Formal ist damit eine Entscheidung der USA zu einer möglichen Unterstützung der Ukraine lediglich auf das kommende Jahr verschoben worden. Real jedoch ist es anders. Soll das Thema „Ukraine-Unterstützung“ noch einmal aufgegriffen werden, so müsste die nächste Entscheidung von einem US-Kongress getroffen werden, in dem die GOP, die Partei des dann-Präsidenten Trump, in beiden Kammern die Mehrheit hat. Dass es ausgerechnet in dieser Konstellation zu einer Weiterführung der finanziellen Unterstützung der Ukraine in ihrem Krieg gegen Russland in annähernd vergleichbarem Umfang kommen wird, ist damit höchst unwahrscheinlich. Das heisst: Die USA haben entschieden, es ist nur noch nicht verkündet worden. Die Spatzen pfeifen es aber von den Dächern, vernehmbar auch in Europa.
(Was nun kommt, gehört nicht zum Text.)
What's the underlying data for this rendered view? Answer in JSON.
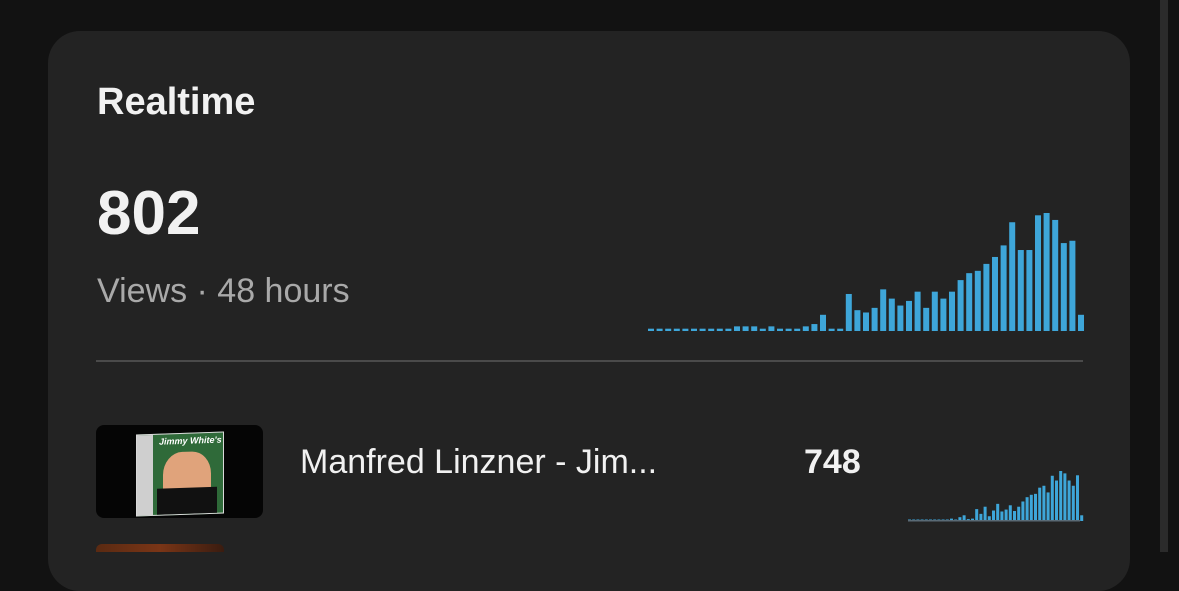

2. Höhe der bisherigen Ukraine-Unterstützung seitens der USA
Das Volumen der US-Hilfe für die Ukraine seit Kriegsbeginn Ende Februar 2022 wird meist mit 175 Mrd. $ angegeben. Das bündelt die Beschlusslage per April 2024, die allerdings mandatiert den Haushalt mit Ausgaben bis Ende September 2024 – d.h. relativ zu Februar 2022 für etwa 2,5 Jahre. Auch das ist nicht präzise, weil in dieser Zahl Haushaltsansätze enthalten sind, die noch weit über September 2024 hinaus zu Lieferungen führen können. Wir gehen dennoch davon aus, dass man durch 2,5 teilen darf, um auf typische oder durchschnittliche Jahreswerte für die bisherigen US-Leistungen zur Unterstützung der Ukraine zu kommen.
Von den 175 Mrd. $ gingen 106 Mrd. $, also 60 %, direkt an die Ukraine als Staat, die restlichen 40 % waren Unterstützungsleistungen aus Anlass des Kriegs um die Ukraine. Geht man davon aus, dass diese restlichen Leistungen nicht vollständig zurückgefahren werden, so kann man das Wert-Volumen, welches die USA wahrscheinlich zurückfahren werden, bei 50 Mrd. $/a ansetzen. Das steht für 125 Mrd. $ geteilt durch 2,5.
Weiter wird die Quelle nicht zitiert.